Und bringe Paula vorsichtshalber am Freitag nicht in die Krabbelgruppe. Du fühlst dich besser, wenn sie bei dir ist. Falls die Fragen der Polizisten dich nervös machen, du eine kleine Pause brauchst, um über eine Antwort nachzudenken, gießt du ihnen Kaffee nach, bewirtest sie oder du beschäftigst dich mit dem Kind.

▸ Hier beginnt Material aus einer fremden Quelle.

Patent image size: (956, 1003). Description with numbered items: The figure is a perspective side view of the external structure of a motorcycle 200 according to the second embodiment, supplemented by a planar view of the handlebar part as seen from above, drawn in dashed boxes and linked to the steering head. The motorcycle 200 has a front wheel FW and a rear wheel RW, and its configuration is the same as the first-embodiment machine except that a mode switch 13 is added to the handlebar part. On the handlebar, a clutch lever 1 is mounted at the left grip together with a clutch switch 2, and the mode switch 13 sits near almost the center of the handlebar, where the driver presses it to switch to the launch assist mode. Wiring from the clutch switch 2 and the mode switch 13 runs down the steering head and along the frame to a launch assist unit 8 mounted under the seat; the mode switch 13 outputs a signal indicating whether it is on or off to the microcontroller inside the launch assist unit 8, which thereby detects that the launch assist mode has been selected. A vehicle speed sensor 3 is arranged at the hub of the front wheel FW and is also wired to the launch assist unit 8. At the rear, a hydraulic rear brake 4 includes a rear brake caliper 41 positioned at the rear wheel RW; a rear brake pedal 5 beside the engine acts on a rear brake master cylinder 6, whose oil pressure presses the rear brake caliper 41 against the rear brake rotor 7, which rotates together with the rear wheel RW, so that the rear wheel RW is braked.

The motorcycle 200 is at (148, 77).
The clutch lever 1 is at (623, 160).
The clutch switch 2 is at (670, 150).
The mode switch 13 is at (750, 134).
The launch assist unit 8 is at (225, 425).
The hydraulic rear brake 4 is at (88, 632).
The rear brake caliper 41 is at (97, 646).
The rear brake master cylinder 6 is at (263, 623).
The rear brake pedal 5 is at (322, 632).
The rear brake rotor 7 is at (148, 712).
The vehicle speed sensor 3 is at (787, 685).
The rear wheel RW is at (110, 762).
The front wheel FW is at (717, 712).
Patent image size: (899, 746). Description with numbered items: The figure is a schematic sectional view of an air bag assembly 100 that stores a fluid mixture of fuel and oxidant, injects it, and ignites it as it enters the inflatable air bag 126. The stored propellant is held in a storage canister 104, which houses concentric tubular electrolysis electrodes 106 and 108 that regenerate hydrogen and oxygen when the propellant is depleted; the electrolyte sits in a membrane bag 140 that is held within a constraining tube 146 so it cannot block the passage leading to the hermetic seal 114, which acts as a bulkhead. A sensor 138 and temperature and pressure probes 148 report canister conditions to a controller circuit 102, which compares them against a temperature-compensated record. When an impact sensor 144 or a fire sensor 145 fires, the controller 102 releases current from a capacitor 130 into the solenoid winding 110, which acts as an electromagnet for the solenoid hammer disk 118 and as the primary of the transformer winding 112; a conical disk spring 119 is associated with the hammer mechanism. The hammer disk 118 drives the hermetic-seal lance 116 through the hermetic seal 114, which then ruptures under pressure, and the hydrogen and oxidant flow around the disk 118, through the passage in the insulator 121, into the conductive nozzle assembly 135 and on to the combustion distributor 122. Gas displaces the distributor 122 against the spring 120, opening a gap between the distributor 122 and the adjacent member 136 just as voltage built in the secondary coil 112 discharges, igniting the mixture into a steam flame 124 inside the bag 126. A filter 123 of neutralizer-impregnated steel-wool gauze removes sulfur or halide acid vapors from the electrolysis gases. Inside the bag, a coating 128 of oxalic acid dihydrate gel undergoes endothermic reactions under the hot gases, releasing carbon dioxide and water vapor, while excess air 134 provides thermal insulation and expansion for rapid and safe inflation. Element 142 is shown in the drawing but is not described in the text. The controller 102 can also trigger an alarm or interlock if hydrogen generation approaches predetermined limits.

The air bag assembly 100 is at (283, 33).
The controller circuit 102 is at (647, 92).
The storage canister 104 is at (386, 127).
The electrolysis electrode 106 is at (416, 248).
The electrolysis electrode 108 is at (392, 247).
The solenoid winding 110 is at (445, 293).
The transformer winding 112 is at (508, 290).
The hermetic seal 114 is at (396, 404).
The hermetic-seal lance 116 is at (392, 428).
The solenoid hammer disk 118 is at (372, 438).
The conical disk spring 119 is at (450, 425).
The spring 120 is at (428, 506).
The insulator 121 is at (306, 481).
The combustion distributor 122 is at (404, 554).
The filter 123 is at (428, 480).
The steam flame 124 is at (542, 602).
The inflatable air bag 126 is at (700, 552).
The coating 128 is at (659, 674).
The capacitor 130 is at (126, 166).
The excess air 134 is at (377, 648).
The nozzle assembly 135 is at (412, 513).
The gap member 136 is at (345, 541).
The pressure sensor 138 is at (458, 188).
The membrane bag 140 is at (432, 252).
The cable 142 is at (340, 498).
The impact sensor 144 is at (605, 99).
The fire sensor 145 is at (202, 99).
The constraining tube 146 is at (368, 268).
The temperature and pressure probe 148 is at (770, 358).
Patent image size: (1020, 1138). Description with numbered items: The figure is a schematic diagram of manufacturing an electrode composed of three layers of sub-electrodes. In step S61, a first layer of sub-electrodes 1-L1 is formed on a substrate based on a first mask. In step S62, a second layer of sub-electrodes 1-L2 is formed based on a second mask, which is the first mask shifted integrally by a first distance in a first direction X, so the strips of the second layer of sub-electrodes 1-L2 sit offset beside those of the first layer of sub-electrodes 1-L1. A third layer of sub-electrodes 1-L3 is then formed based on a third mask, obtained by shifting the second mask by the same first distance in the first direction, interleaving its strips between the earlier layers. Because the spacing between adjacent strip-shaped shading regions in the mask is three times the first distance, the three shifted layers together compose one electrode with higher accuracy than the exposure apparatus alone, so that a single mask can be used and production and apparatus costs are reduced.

Du kannst Paula ein Spielzeug holen, einen Schnuller oder das Fläschchen. Sobald Paula die Initiative übernimmt, lass sie. Sie wird die Beamten von dir ablenken. Was Besseres, als dass sie ihnen auf den Schoß krabbelt, kann dir nicht passieren.‹
Simone atmete tief durch, betete in Gedanken noch einmal die Verhaltensregeln durch, die sie mit Richard besprochen hatte, und eilte in die Küche. Sie hob Paula aus dem Kinderstuhl und ging, mit dem Mädchen auf dem Arm, zurück in die Diele.
*
Heide hatte in der vergangenen Nacht kaum geschlafen. Zwei schlaflose Nächte waren mehr, als ein Mädchen in mittleren Jahren – wie sie ja leider bereits eines war – verkraften konnte. Als sie Beates altmodisches, ungepflegtes Badezimmer betrat, entschied sie spontan, dass eine Katzenwäsche reichen musste, und verzichtete auf ihre Morgendusche.